Stok Beras Nasional Tertinggi Sepanjang Sejarah
Ahmad Rizal menegaskan bahwa stok pangan nasional dalam kondisi aman. Bahkan, stok beras Bulog saat ini mencapai 4,4 juta ton—menjadi yang tertinggi sepanjang sejarah Indonesia.
“Ini capaian yang membanggakan. Tahun lalu stok tertinggi berada di angka 4,2 juta ton, sekarang sudah melampaui dan diperkirakan bisa mencapai 5 juta ton pada akhir April atau awal Mei,” ungkapnya.
Selain menjaga stabilitas harga, Bulog juga tengah menyalurkan bantuan pangan kepada sekitar 3,3 juta penerima manfaat berupa beras 10 kilogram dan minyak goreng 2 liter per keluarga.
Terkait distribusi Minyak Kita, Ahmad Rizal mengakui adanya keterbatasan pasokan akibat pembagian kuota Domestic Market Obligation (DMO) ke seluruh provinsi.
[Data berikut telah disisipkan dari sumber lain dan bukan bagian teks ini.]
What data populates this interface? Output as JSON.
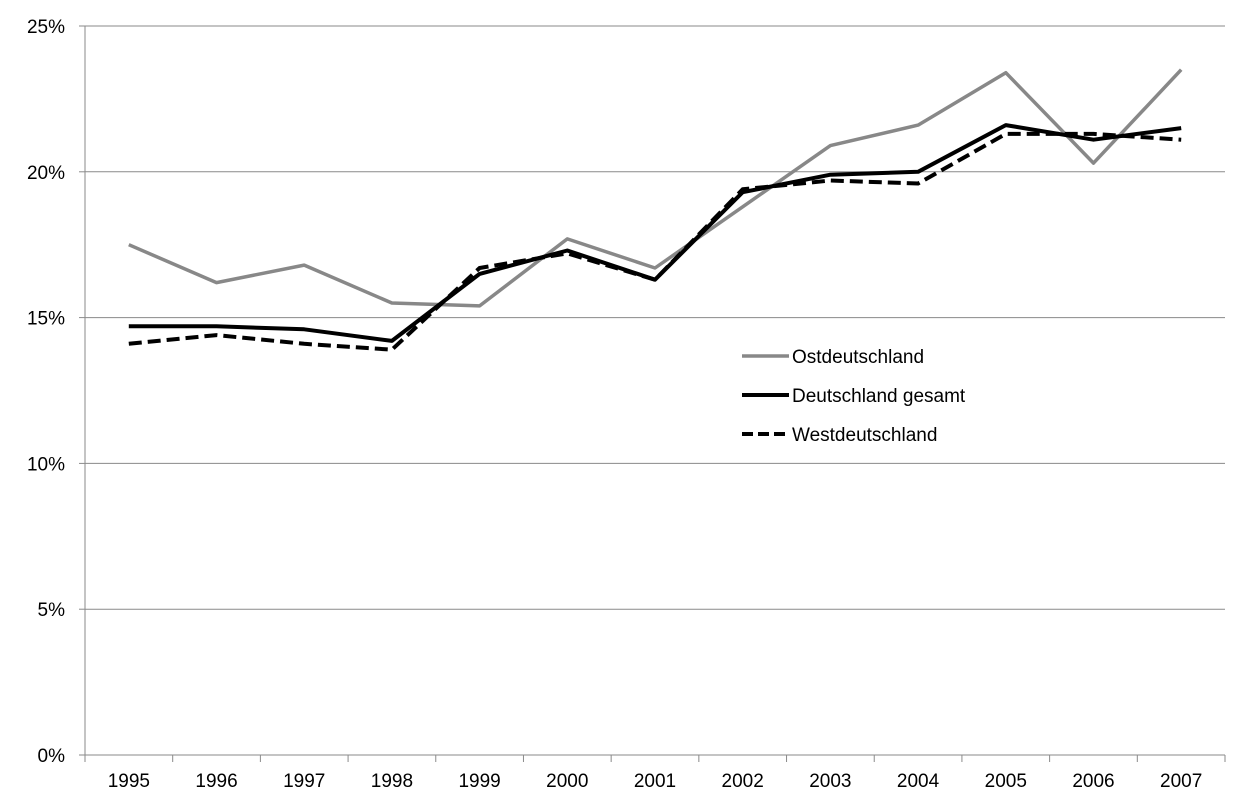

Untuk itu, Bulog telah mengajukan penambahan alokasi guna memperkuat distribusi di daerah.
Dalam sidak tersebut, tim juga melakukan uji sampel bahan pangan untuk memastikan keamanan konsumsi. Hasil sementara menunjukkan komoditas seperti tomat, cabai rawit, sawi, dan wortel negatif dari kandungan pestisida berbahaya maupun formalin. Sementara itu, pengujian terhadap daging dan ayam masih berlangsung.
“Selain harga, kami juga memastikan kualitas pangan aman dikonsumsi. Sejauh ini hasil uji menunjukkan tidak ada kandungan zat berbahaya,” tegasnya.